As the organizers of the conference, however, we knew it would be important to address truth and pluralism not just from the point of view of classical Jewish text and academic discourse, but also from the vantage point of lived experience. For example, the session on Sefat Emet, “Fake News: Past, Present, and Future,” brought together Middle East expert David Makovsky of the Washington Institute for Near East Policy and Dahlia Lithwick, a journalist who covers the Supreme Court for Slate as well as MSNBC.

From Lithwick we learned several facts about our “fake news” moment, including the increasing likelihood, due to technological innovation, that in the very near future it will be virtually impossible to distinguish between real and fake video, making it harder for anyone to debunk lies and propaganda when they are unleashed in the media. The Middle East does not often furnish cause for optimism, but Makovsky drew our attention to the truths about the Middle East that often don’t make the news, like the cooperation between Israeli and Palestinian security services and the Israelis and the Jordanians, even when the Israeli embassy was closed earlier this year in Amman. “Israel is the mistress of the Middle East,” Makovsky quipped, referring to the status of Israel among the Gulf states. “Everyone wants to be with us but not in public.”

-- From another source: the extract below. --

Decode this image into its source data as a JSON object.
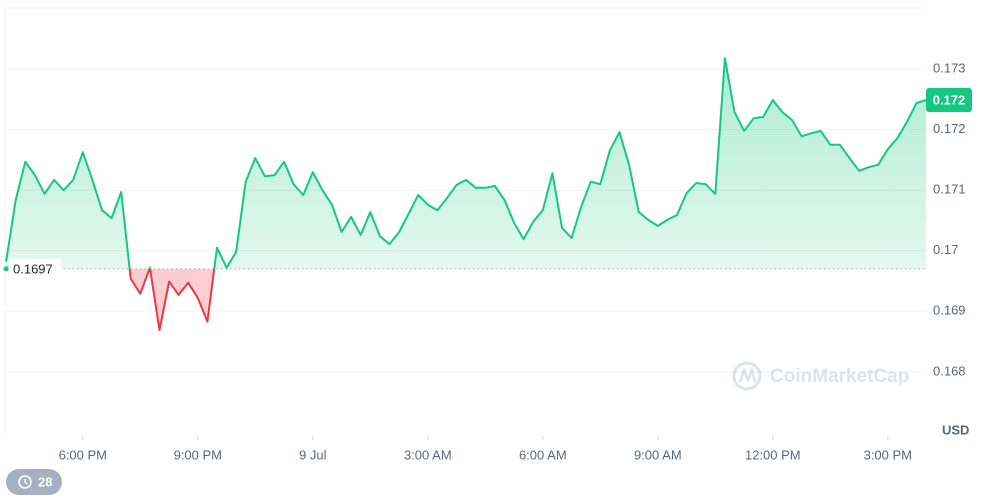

And speaking of humor: what would a Jewish event be without true comic relief? I moderated a discussion with Asaf Beiser and Natalie Marcus, the co-creators of the award-winning Israeli comedy/satire show, “Hayehudim Ba’im,” which mines the textual and cultural history of the Jewish people since biblical times for laughs — as well as hard-hitting truths about issues of religious and contemporary political significance. Together we watched and discussed several skits including one on the absence in the Decalogue of a prohibition against rape, which speaks to our #MeToo moment, satirically targeting the enduring problems of sexual harassment and abuse.

For Beiser and Marcus, no strangers to controversy and criticism in their native Israel, being able to study and laugh with people deeply connected to Judaism and to pluralism too felt “like coming home,” they said. To be sure, the question of how our pluralism talk can practically impact a deeply polarized Jewish community both in Israel and in the diaspora, remained open and vexed. Clearly our work is not done. For my colleague Josh Garroway and me, the editing of a book based on the proceedings of the symposium awaits. In all truth, though, it felt like a good way to start.

Wendy Zierler is Sigmund Falk Professor of Modern Jewish Literature and Feminist Studies at HUC-JIR, New York, and author most recently of “Movies and Midrash: Popular Film and Jewish Religious Conversation,” finalist for a National Jewish Book Award (2017).